At a bit under $500 USD, I wish that there was a cheaper “community edition” or other licensing option available to individuals purchasing on their own instead of through companies. Additionally, I’m a firm believer in trying tools and techniques at home on side projects before trying to integrate them into a major project at work.
I believe the effects of NDepend on a seasoned developer’s thinking skills are incredibly profound. NDepend is absolutely worth the money if you have the budget for it. It’s going to help you get better at what you do and your code will get better (and keep getting better).
On top of that, your ability to communicate code concerns to the business will improve significantly as well.

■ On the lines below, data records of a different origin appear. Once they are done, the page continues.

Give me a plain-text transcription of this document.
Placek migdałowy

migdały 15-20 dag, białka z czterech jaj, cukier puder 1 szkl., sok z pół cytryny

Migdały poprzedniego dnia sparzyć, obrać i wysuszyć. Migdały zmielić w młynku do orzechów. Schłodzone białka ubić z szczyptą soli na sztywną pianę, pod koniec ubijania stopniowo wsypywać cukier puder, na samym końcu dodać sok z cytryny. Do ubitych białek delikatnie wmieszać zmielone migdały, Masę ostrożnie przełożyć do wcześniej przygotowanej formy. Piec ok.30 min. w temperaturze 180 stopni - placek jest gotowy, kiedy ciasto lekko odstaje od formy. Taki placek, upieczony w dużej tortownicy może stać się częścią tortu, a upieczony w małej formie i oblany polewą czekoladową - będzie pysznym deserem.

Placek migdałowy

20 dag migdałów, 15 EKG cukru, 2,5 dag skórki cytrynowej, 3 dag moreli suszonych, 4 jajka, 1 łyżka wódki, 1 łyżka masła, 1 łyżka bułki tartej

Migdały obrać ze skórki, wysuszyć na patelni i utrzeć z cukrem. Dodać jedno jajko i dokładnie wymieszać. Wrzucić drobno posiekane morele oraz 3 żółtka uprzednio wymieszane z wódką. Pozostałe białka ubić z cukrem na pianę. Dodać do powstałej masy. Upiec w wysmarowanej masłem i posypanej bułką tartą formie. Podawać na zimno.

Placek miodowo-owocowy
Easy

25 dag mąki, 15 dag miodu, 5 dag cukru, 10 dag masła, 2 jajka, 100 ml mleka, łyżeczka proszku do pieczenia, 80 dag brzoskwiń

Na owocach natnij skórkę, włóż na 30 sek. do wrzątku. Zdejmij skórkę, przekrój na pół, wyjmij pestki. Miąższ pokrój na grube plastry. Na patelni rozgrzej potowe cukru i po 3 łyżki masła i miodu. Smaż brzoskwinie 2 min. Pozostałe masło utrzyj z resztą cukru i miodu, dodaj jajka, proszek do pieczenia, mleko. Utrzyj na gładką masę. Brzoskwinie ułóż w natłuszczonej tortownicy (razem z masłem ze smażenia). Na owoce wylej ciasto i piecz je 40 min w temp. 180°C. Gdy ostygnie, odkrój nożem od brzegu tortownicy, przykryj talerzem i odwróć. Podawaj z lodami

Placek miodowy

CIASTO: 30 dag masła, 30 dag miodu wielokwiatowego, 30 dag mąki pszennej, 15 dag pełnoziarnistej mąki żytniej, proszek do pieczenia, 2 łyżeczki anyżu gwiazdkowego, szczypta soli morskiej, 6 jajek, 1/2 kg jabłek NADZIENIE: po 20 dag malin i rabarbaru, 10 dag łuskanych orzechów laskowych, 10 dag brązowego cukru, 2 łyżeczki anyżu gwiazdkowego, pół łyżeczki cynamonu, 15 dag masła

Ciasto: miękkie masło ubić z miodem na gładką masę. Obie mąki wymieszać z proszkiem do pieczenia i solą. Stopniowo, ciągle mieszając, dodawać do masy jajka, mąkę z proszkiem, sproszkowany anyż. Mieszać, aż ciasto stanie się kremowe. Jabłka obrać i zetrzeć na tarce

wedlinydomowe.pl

NDepend is currently my go-to tool for showing product management, quality assurance, or upper management issues hindering our development speed or significant sources of quality risk.
Ultimately, NDepend serves a critical role in a .NET development organization. This tool is crucial to understanding the quality of your code over time and communicating that to key stakeholders.
As far as I’m concerned, NDepend is the analysis tool you give your .NET architects and lead engineers. Let those key people set up the rules the way they like them. Once the rules are set, integrate NDepend into your build process so everyone can track the results over time.
After all, we all want to ship quality software, and NDepend helps us do that over long periods of time.